If enough virus particles get this to happen in several areas of the ER membrane, they can move toward one another along the microtubule paths and create a site where the ER membrane can be penetrated — which U-M researchers call a “focus.”
While many kinesin molecules travel along straight microtubules stretching from the ER to the outer edges of cells, the researchers show that kinesin-1 especially likes to travel along specially tagged microtubules that curve to remain near the nucleus. That makes it ideal for constructing that “focus” point and allowing the virus to escape the ER into the space near the nucleus.
Polyomaviruses aren’t the only viruses that lack an envelope, or membrane, that could make it easier for them to bind with our cells’ own outer and ER membranes.
Poliovirus and papillomavirus, which can cause cervical cancer, among other diseases, are among other non-enveloped viruses that also have to figure out a way to breach both cell and ER membranes. The viruses are too big to use existing openings. So the new research may aid understanding of them, too.

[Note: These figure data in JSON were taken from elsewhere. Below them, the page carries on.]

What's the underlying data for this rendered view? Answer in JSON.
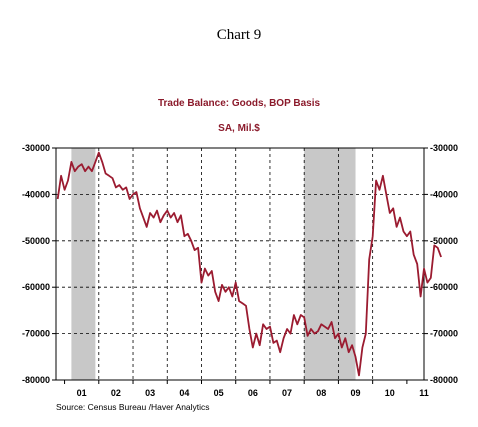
{
  "page_title": "Chart 9",
  "chart_data": {
    "type": "line",
    "title": "Trade Balance: Goods, BOP Basis",
    "subtitle": "SA, Mil.$",
    "source": "Source:  Census Bureau /Haver Analytics",
    "x_unit": "year",
    "xlim": [
      2000.75,
      2011.5
    ],
    "ylim": [
      -80000,
      -30000
    ],
    "y_ticks": [
      -30000,
      -40000,
      -50000,
      -60000,
      -70000,
      -80000
    ],
    "y_tick_labels": [
      "-30000",
      "-40000",
      "-50000",
      "-60000",
      "-70000",
      "-80000"
    ],
    "y_axis_both_sides": true,
    "x_tick_labels": [
      {
        "label": "01",
        "x": 2001.5
      },
      {
        "label": "02",
        "x": 2002.5
      },
      {
        "label": "03",
        "x": 2003.5
      },
      {
        "label": "04",
        "x": 2004.5
      },
      {
        "label": "05",
        "x": 2005.5
      },
      {
        "label": "06",
        "x": 2006.5
      },
      {
        "label": "07",
        "x": 2007.5
      },
      {
        "label": "08",
        "x": 2008.5
      },
      {
        "label": "09",
        "x": 2009.5
      },
      {
        "label": "10",
        "x": 2010.5
      },
      {
        "label": "11",
        "x": 2011.5
      }
    ],
    "vertical_gridlines_x": [
      2002,
      2003,
      2004,
      2005,
      2006,
      2007,
      2008,
      2009,
      2010
    ],
    "grid": "dashed",
    "recessions": [
      {
        "start": 2001.2,
        "end": 2001.9
      },
      {
        "start": 2008.0,
        "end": 2009.5
      }
    ],
    "recession_color": "#c8c8c8",
    "series": [
      {
        "color": "#9b1b30",
        "points": [
          [
            2000.8,
            -41000
          ],
          [
            2000.9,
            -36000
          ],
          [
            2001.0,
            -39000
          ],
          [
            2001.1,
            -37000
          ],
          [
            2001.2,
            -33000
          ],
          [
            2001.3,
            -35000
          ],
          [
            2001.4,
            -34000
          ],
          [
            2001.5,
            -33500
          ],
          [
            2001.6,
            -35000
          ],
          [
            2001.7,
            -34000
          ],
          [
            2001.8,
            -35000
          ],
          [
            2001.9,
            -33000
          ],
          [
            2002.0,
            -31000
          ],
          [
            2002.1,
            -33000
          ],
          [
            2002.2,
            -35500
          ],
          [
            2002.3,
            -36000
          ],
          [
            2002.4,
            -36500
          ],
          [
            2002.5,
            -38500
          ],
          [
            2002.6,
            -38000
          ],
          [
            2002.7,
            -39000
          ],
          [
            2002.8,
            -38500
          ],
          [
            2002.9,
            -41000
          ],
          [
            2003.0,
            -40000
          ],
          [
            2003.1,
            -39500
          ],
          [
            2003.2,
            -43000
          ],
          [
            2003.3,
            -45000
          ],
          [
            2003.4,
            -47000
          ],
          [
            2003.5,
            -44000
          ],
          [
            2003.6,
            -45000
          ],
          [
            2003.7,
            -43500
          ],
          [
            2003.8,
            -46000
          ],
          [
            2003.9,
            -44500
          ],
          [
            2004.0,
            -43500
          ],
          [
            2004.1,
            -45000
          ],
          [
            2004.2,
            -44000
          ],
          [
            2004.3,
            -46000
          ],
          [
            2004.4,
            -44500
          ],
          [
            2004.5,
            -49000
          ],
          [
            2004.6,
            -48500
          ],
          [
            2004.7,
            -50000
          ],
          [
            2004.8,
            -52000
          ],
          [
            2004.9,
            -51500
          ],
          [
            2005.0,
            -59000
          ],
          [
            2005.1,
            -56000
          ],
          [
            2005.2,
            -57500
          ],
          [
            2005.3,
            -56500
          ],
          [
            2005.4,
            -61000
          ],
          [
            2005.5,
            -63000
          ],
          [
            2005.6,
            -59500
          ],
          [
            2005.7,
            -61000
          ],
          [
            2005.8,
            -60000
          ],
          [
            2005.9,
            -62000
          ],
          [
            2006.0,
            -59000
          ],
          [
            2006.1,
            -63000
          ],
          [
            2006.2,
            -63500
          ],
          [
            2006.3,
            -64000
          ],
          [
            2006.4,
            -69000
          ],
          [
            2006.5,
            -73000
          ],
          [
            2006.6,
            -70000
          ],
          [
            2006.7,
            -72500
          ],
          [
            2006.8,
            -68000
          ],
          [
            2006.9,
            -69000
          ],
          [
            2007.0,
            -68500
          ],
          [
            2007.1,
            -72000
          ],
          [
            2007.2,
            -71500
          ],
          [
            2007.3,
            -74000
          ],
          [
            2007.4,
            -71000
          ],
          [
            2007.5,
            -69000
          ],
          [
            2007.6,
            -70000
          ],
          [
            2007.7,
            -66000
          ],
          [
            2007.8,
            -68000
          ],
          [
            2007.9,
            -66000
          ],
          [
            2008.0,
            -66500
          ],
          [
            2008.1,
            -70500
          ],
          [
            2008.2,
            -69000
          ],
          [
            2008.3,
            -70000
          ],
          [
            2008.4,
            -69500
          ],
          [
            2008.5,
            -68000
          ],
          [
            2008.6,
            -68500
          ],
          [
            2008.7,
            -69000
          ],
          [
            2008.8,
            -67500
          ],
          [
            2008.9,
            -71000
          ],
          [
            2009.0,
            -70000
          ],
          [
            2009.1,
            -73000
          ],
          [
            2009.2,
            -71000
          ],
          [
            2009.3,
            -74000
          ],
          [
            2009.4,
            -72500
          ],
          [
            2009.5,
            -75000
          ],
          [
            2009.6,
            -79000
          ],
          [
            2009.7,
            -73000
          ],
          [
            2009.8,
            -70000
          ],
          [
            2009.9,
            -54000
          ],
          [
            2010.0,
            -49000
          ],
          [
            2010.1,
            -37000
          ],
          [
            2010.2,
            -39000
          ],
          [
            2010.3,
            -36000
          ],
          [
            2010.4,
            -40000
          ],
          [
            2010.5,
            -44000
          ],
          [
            2010.6,
            -43000
          ],
          [
            2010.7,
            -47000
          ],
          [
            2010.8,
            -45000
          ],
          [
            2010.9,
            -48000
          ],
          [
            2011.0,
            -49000
          ],
          [
            2011.1,
            -48000
          ],
          [
            2011.2,
            -53000
          ],
          [
            2011.3,
            -55000
          ],
          [
            2011.4,
            -62000
          ],
          [
            2011.5,
            -56000
          ],
          [
            2011.6,
            -59000
          ],
          [
            2011.7,
            -58000
          ],
          [
            2011.8,
            -51000
          ],
          [
            2011.9,
            -51500
          ],
          [
            2012.0,
            -53500
          ]
        ]
      }
    ]
  }
}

The exact way a polyomavirus summons those forklifts still isn’t clear, but Tsai and Ravindran are working on finding it.
They’re also studying how a polyomavirus later manages to infiltrate the CEO’s office — the nucleus — and inject its own genetic material. This allows the virus to hijack the factory to copy itself, then self-destruct to send new viruses into the body.
“Only a few particles end up being successful, with only 1 to 2 percent reaching their final destination,” Tsai says. “They have to be able to do that without destroying the normal function of kinesin-1. Now that we understand this, our goal should be finding a way to destroy this specific kind of motor activity without harming the infected cell.”